The FA Cup returns to the BBC after six year absence with location virtual set, graphics

The FA Cup is a quintessentially English sporting competition, which is why England’s quintessential broadcaster, the BBC, is making such a deal out of having coverage of the knock-out football competition back after a six year absence from its schedules.

Surrounded by much publicity it broadcast its first live match on Friday 7 November, with highlights of the other First Round games on the following Saturday and Sunday.

The current FA Cup TV deal is split between the BBC and BT Sport. Facilities for both broadcasters are supplied by Arena Television, although the technical presentation and on-air style differ. A major feature of the BBC broadcast is its use of virtual studio graphics technology, which is an established component of Premier League highlights programme Match of the Day (MotD).

Part of the enduring appeal of the FA Cup is that the early rounds involve non-league clubs. The BBC’s first match of the campaign came from Cantilever Park, home of Northern Premier League Division 1 North side, Warrington Town. The opposition was Exeter City of League 2, who were beaten 1-0 on live TV.

Ian Finch, the series producer of MotD who directed presentation of the Warrington-Exeter game, acknowledges that the BBC was fortunate with the match allocation in this case. It also meant that some technology had to be tried out on location at a ground with few facilities for broadcasters. A Motion Analysis virtual graphics system is used for MotD at dock 10 but BBC Sport is using Stype Grip for location work. This was used in the broadcaster’s studio in Rio during the last World Cup and features in its FA Cup coverage.

“It was the first time we had used a virtual set outdoors,” he says. “We wanted to see how it worked in the wind and rain and it worked well, although there were a tough couple of days beforehand to get it up and running.”

Instead of using the MotD studio in dock 10 at MediaCityUK or a temporary booth at the location, the presentation by Dan Walker and his guests was done pitch-side in the open air. “It gives the whole feel of non-league football,” Finch says.

A nine-foot jib arm was brought in to provide the necessary stability for compositing the Stype virtual graphics into the same picture as the presenters. Finch says the graphics cards in the server did not work as well as they should have, producing 14 frames of delay instead of the expected four. There was also the problem of water getting into the cables but everything had been dealt with by the time of the rehearsal. “It was quite stressful but luckily it all worked,” Finch comments.
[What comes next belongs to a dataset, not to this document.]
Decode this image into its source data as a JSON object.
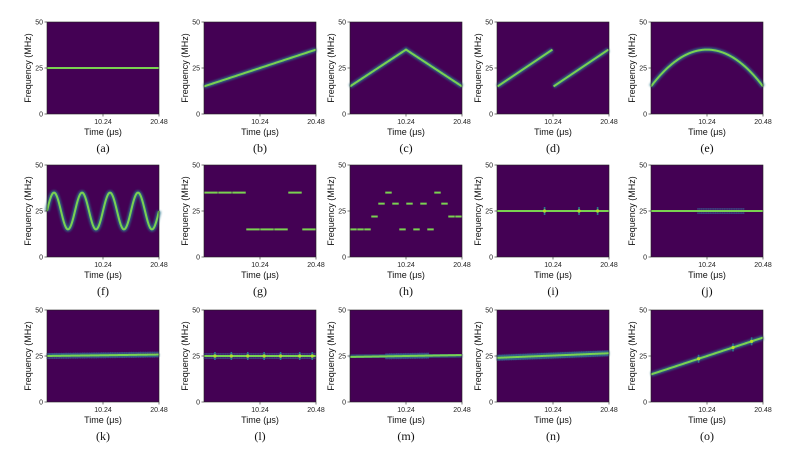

At the end of the match Finch says the intention had been to use the virtual graphics over a shot of the pitch but this could not be done because at the final whistle the overjoyed Warrington fans ran on to congratulate their team. “The pitch invasion meant we couldn’t use the system because having people behind the graphics kills it,” he explains.

A gantry was built on top of one of the stands for cameras and the commentary position. Additional floodlights were brought in to produce the correct look for TV, which Finch said “looked great on camera”. Arena TV supplied two of its units for the live coverage: the OB10 scanner, equipped with Sony MVS8000 vision mixer, Riedel intercom, a Pro Bel (Snell) Sirius Gold router and Calrec Audio Sigma console, and VT7, a large video and edit truck.
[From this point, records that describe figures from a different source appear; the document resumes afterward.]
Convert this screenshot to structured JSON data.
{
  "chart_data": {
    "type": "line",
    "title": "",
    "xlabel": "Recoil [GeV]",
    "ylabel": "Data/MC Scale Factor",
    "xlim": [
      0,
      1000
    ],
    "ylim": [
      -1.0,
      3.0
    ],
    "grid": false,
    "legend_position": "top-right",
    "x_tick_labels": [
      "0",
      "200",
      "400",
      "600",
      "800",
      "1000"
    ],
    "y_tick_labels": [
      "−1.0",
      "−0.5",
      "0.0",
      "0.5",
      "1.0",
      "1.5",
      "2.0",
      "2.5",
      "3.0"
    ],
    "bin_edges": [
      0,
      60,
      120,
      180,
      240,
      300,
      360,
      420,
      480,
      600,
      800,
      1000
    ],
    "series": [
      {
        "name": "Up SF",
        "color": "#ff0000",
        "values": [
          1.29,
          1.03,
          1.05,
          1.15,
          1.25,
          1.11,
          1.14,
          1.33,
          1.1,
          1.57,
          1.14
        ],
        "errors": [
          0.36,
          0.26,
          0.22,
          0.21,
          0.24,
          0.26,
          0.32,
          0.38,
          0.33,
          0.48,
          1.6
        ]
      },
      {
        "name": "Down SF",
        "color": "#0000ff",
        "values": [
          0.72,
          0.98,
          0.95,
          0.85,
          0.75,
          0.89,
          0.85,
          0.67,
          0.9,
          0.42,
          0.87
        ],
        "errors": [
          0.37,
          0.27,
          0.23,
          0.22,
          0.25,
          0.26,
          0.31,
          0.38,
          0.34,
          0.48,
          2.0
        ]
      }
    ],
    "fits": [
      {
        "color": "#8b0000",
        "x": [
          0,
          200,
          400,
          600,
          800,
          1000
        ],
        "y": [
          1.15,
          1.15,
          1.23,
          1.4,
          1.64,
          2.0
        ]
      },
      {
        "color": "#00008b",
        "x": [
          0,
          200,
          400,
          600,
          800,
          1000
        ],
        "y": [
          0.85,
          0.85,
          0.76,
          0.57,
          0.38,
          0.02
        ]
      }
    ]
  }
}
“Match coverage consisted of 15 cameras with an additional two dressing room cameras,” says Richard Yeowart, managing director of Arena TV. “There were an additional two cameras for the pitch side presentation area incorporating a Stype enabled jib.” Handheld cameras were also used for the links, while a Steadicam switched between pres work and some virtual graphics.

Footage from matches featured in the highlights programmes on Saturday and Sunday was provided by Arena’s OB9, OB10 and OB11, each with nine match cameras plus additional RF systems in two of the three cases (the third was postponed due to bad weather) for live links into the Final Score results show.

The BBC’s next live FA Cup game will be another Football League/non-league clash, with League 2 Hartlepool United taking on Blyth Spartans from the Northern Premier League Premier Division on 5 December. The hope must be for a repeat giant-killing performance to ensure at least one non-league presence in the Third Round. At that stage the BBC will switch to its regular football studio for presentation, although Finch says a new on the road set will be unveiled as well.